I am thinking, are you reading or listening to any of these responses that you are receiving? You ask for thoughts but you have them already, now it is time to take action. You said yourself you expected things might be this way. You are a 50 year old recovering addict, both attributes usually come with learning, understanding, and applying the info. Gained from ones experiences(wisdom). I am going to make it simple, time for thoughts should be over( you have thought about this everyday for the last 6 months) it should be time for action NOW! I can not make your choices for you, but I can offer you a format that I use to help me with mines. It is like this if you are going to stay and try to work it out; stay and work it out. If you you are really tired and want to continue making progress in your life without dragging someone else kicking and screeming, then it might be time to move on. Simply put "Do or Don't" you know the drill. One step at a time.
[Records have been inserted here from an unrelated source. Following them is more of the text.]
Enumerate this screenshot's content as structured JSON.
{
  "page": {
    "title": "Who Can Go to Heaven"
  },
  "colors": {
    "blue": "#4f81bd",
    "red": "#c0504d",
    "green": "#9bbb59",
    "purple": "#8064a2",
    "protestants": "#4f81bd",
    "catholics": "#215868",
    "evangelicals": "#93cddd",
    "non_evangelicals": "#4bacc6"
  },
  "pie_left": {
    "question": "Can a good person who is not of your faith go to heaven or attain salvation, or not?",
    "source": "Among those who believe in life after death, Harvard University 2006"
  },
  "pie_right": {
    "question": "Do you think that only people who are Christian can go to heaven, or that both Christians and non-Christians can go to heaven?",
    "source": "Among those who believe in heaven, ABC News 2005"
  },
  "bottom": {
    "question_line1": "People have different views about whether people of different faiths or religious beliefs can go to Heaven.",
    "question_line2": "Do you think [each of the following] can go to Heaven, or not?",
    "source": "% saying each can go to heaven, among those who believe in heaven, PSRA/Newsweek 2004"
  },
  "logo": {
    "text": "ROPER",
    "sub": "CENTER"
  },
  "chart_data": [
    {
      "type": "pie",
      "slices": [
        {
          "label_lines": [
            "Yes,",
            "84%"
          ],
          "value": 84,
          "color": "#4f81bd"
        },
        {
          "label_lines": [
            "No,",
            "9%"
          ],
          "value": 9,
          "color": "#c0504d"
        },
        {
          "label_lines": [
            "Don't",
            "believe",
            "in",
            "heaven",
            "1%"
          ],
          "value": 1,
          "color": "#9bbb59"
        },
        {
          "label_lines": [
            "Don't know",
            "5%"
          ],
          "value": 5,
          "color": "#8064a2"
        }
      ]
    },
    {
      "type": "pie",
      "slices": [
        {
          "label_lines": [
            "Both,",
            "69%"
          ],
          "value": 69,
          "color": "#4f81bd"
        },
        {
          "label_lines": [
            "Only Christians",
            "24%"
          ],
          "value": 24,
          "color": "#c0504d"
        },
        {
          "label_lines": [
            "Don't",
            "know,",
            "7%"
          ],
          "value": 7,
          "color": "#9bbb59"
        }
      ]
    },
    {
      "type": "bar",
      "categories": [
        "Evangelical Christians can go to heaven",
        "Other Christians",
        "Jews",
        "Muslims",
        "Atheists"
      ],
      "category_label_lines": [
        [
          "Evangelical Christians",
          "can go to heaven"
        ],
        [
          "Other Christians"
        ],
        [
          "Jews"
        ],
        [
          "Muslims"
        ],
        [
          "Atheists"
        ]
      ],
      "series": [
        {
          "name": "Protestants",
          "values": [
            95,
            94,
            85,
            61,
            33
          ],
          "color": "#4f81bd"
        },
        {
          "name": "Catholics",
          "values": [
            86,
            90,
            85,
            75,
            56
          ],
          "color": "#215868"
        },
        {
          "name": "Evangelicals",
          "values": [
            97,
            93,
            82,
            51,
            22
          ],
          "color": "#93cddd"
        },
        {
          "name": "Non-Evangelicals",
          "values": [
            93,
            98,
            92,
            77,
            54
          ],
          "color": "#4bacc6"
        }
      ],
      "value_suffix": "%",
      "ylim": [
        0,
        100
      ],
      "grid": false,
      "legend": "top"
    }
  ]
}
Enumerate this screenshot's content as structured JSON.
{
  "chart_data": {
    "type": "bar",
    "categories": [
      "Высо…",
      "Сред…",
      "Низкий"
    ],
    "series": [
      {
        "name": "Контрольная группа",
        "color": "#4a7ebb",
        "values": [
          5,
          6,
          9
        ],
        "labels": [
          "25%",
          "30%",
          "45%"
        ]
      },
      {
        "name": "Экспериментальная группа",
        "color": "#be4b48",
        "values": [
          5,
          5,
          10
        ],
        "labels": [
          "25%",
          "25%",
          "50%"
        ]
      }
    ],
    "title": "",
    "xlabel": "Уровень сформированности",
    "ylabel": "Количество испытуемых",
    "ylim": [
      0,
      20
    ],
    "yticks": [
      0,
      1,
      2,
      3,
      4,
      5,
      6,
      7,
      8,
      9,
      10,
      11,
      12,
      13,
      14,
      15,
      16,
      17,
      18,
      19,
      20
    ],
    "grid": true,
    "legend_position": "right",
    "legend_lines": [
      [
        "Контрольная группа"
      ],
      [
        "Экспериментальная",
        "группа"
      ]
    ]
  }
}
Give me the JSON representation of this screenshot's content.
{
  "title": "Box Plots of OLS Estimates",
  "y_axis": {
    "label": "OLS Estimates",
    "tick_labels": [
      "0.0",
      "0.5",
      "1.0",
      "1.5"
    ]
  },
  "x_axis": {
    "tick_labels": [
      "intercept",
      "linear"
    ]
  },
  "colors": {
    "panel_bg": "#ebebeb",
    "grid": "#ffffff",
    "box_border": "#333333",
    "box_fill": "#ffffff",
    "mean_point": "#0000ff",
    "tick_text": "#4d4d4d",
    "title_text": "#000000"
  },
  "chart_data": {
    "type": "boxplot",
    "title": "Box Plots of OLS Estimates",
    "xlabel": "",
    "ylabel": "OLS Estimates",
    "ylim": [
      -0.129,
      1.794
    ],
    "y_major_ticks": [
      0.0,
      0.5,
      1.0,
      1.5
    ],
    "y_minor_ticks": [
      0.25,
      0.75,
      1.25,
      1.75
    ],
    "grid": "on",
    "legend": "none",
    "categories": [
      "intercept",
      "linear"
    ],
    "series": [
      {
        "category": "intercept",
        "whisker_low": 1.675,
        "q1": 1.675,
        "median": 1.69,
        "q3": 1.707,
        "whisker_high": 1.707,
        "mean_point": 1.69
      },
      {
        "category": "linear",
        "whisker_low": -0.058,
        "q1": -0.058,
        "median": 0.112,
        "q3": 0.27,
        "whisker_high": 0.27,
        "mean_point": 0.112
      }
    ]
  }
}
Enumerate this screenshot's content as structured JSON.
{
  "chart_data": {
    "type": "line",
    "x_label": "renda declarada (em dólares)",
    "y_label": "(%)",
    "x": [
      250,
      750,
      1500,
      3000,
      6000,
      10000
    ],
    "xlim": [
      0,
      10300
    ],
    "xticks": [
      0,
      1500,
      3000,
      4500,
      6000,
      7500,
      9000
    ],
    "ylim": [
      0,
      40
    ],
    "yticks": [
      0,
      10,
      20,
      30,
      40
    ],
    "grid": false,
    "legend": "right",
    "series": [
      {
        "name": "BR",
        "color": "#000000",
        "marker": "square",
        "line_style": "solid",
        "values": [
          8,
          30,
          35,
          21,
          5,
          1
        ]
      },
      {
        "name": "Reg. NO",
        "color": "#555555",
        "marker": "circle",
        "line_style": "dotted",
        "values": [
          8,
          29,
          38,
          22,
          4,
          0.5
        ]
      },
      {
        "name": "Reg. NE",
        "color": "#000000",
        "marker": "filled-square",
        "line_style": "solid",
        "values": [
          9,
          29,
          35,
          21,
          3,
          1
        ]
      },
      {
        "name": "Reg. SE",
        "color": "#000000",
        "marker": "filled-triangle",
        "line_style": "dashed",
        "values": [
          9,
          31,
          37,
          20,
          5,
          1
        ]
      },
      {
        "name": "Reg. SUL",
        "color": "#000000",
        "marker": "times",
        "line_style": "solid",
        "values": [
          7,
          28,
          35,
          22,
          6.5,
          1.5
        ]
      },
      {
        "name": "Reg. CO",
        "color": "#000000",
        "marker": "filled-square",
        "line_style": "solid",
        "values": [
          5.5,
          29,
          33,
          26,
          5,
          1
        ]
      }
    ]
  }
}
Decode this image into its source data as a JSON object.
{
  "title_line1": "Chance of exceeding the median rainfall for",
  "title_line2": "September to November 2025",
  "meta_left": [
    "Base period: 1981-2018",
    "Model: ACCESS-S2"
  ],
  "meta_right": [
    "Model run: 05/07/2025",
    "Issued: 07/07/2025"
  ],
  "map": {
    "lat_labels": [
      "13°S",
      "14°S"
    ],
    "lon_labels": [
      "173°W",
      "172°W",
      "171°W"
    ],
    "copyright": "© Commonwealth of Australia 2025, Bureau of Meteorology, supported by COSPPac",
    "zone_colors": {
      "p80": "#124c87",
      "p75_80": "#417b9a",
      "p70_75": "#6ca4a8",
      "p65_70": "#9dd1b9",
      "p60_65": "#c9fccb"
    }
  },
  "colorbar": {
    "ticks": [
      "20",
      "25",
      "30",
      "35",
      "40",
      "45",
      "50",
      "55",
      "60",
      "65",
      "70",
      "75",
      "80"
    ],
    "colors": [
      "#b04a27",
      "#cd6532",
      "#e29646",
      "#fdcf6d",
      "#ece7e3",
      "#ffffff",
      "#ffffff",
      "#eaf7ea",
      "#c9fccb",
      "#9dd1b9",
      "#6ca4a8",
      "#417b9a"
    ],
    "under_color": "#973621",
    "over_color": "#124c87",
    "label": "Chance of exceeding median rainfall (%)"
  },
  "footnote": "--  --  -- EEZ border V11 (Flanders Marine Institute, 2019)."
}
But please stop the "woo is me". Either way you will lose something, but you will find some pease with yourself. By the way you are doing fantastic by staying clean, I respect you for that!

lovelesspa
Dec 22, 2007, 02:03 PM
Exactly, all the thoughts and advice are plain and clear, want a good life, move on, he's a lost cause, and only he can save himself. If you don't want to do back down that road again, go a different way... alone. God forgives, he also only helps those who help themselves... so go to alanon and take care of yourself.